La actividad fue encabezada por la directora académica de la Facultad de Medicina, doctora Ulrike Kemmerling; la directora de la Escuela de Postgrado, doctora Mercedes Aguirre, y la directora del Departamento de Psiquiatría Infantil y del Adolescente, doctora Marcela Larraguibel.
Al dirigirse a los presentes, la doctora Larraguibel destacó que en los tres años de formación de la especialidad “han aprendido a mirar el dolor psíquico en su contexto, entendiendo que la salud mental de un niño, una niña o un adolescente es el reflejo más transparente y a veces más doloroso de la sociedad que estamos construyendo. Chile les exige asumir un rol frente a realidades urgentes: las vulnerabilidades sociales, las brechas de edad en el acceso a la salud, las secuelas de las crisis institucionales y las nuevas formas de vinculación digital imponen desafíos que no se resuelven únicamente dentro de las paredes de un box clínico. Es por esto que el medio nacional no espera que ustedes sean solo observadores pasivos, sino que cumplan roles fundamentales como el ser líderes y agentes de campo, que encabecen equipos interdisciplinarios y que humanicen las prácticas de los distintos niveles de atención, desde la atención primaria hasta la de alta complejidad. También esperamos que sean defensores de los códigos de derechos. Su voz técnica debe ser ética, que recuerde a las instituciones que los niños, niñas y adolescentes son sujetos de derechos y que la salud mental es un derecho humano fundamental”.
Luego, la doctora Andrea Bravo, a nombre del equipo docente del Campus Sur, señaló que “ejercer esta especialidad tiene el recordatorio de entender que nuestras niñas, niñas y adolescentes no son objetos de protección pasiva. Tienen derecho a ser escuchados, aunque sean muy, muy pequeños. Tienen derecho a recibir cuidado oportuno, a vivir libres de violencia, a acceder a salud, educación, juego, dignidad.
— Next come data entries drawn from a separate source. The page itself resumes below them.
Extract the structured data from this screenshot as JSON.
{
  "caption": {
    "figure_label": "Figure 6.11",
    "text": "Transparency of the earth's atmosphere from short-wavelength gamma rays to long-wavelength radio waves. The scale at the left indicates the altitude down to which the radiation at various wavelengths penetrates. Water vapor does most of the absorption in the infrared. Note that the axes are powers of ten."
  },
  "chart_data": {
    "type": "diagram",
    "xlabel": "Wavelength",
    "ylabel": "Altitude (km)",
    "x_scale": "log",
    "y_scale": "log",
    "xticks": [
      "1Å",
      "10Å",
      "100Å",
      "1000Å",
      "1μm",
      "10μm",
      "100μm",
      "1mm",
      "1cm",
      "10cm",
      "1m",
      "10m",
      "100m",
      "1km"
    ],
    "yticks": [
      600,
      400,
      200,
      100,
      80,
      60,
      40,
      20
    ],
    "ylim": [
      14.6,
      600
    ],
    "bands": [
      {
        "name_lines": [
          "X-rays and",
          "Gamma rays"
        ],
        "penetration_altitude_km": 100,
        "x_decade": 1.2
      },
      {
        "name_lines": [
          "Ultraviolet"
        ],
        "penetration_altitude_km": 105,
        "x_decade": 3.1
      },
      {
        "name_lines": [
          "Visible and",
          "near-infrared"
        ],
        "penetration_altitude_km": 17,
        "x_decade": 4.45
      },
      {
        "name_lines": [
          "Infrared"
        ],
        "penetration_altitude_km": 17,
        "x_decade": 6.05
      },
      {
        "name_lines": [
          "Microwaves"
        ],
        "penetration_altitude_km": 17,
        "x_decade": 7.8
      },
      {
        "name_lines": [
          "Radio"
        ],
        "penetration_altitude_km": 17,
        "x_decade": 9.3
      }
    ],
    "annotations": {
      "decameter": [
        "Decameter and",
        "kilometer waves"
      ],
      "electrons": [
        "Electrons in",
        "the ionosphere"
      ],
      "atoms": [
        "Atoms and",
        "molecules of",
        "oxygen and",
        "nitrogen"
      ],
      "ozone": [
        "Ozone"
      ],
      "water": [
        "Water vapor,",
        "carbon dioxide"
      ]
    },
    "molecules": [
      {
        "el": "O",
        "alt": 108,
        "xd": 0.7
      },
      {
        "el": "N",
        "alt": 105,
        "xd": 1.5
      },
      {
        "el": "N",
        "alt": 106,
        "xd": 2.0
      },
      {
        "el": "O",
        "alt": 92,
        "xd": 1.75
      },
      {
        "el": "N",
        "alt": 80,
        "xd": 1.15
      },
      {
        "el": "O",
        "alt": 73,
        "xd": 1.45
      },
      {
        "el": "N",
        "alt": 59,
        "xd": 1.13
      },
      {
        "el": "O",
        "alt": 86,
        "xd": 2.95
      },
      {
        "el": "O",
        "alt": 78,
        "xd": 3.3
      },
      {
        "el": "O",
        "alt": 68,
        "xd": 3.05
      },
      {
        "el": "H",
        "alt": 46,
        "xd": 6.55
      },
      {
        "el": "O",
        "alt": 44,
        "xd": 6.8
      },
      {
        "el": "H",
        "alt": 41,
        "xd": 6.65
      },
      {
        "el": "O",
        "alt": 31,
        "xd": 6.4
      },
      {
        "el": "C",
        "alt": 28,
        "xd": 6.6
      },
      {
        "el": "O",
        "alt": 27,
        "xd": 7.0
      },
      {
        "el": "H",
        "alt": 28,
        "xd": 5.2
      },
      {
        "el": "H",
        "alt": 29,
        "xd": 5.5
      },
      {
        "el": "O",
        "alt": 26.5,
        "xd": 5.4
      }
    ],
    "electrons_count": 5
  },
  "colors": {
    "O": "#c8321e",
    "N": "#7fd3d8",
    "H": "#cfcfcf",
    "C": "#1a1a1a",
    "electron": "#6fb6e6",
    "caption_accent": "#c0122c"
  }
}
Esta mirada es muy importante en nuestra universidad, cuya vocación pública nos convoca a pesar de pensar que hay un compromiso colectivo, sino también preguntarnos no sólo cómo tratar mejor, sino cómo prevenir mejor, cómo llegar antes, cómo fortalecer atención primaria, trabajar en escuelas, en los territorios y desde ahí construir redes, que no abandonan a los que nos están pidiendo un consejo, una ayuda o nuestra atención”.
Posteriormente, el doctor Ricardo García, en representación del núcleo académico del Campus Norte -y uno de los fundadores del Departamento de Psiquiatría Infantil y del Adolescente-, recordó lo que fue la creación de esta unidad en el año 2023, señalando a los egresados que “ustedes son la primera generación que ingresó a ella”. Asimismo, se refirió al inicio de la especialidad en la Universidad de Chile en 1975, hace 50 años, de la cual una de las primeras residentes fue la doctora Mónica Kimelman, quien continúa como docente en Campus Sur. “Ha sido un largo y productivo camino liderado por profesores visionarios como el doctor Mario Sepúlveda, se recuerda, Hernán Montenegro, Carlos Almonte, que me elaboraron el primer programa formatico. Tuve el privilegio de trabajar y aprender de cada uno de ellos, de los cual estamos todos muy agradecidos, pues han dejado, junto a otros profesores, una estela de excelencia como formadores y artífices de la salud mental infantil”.
Luego de la entrega de los diplomas a los nueve especialistas, momento en que fueron felicitados personalmente por sus académicos, la nueva cohorte recibió las palabras de las doctoras Andrea Cortéz, formada en Campus Sur, y de Camila Rocha, de Campus Norte, así como el agradecimiento y apoyo de las residentes Ana Duarte y Fernanda Guíñez.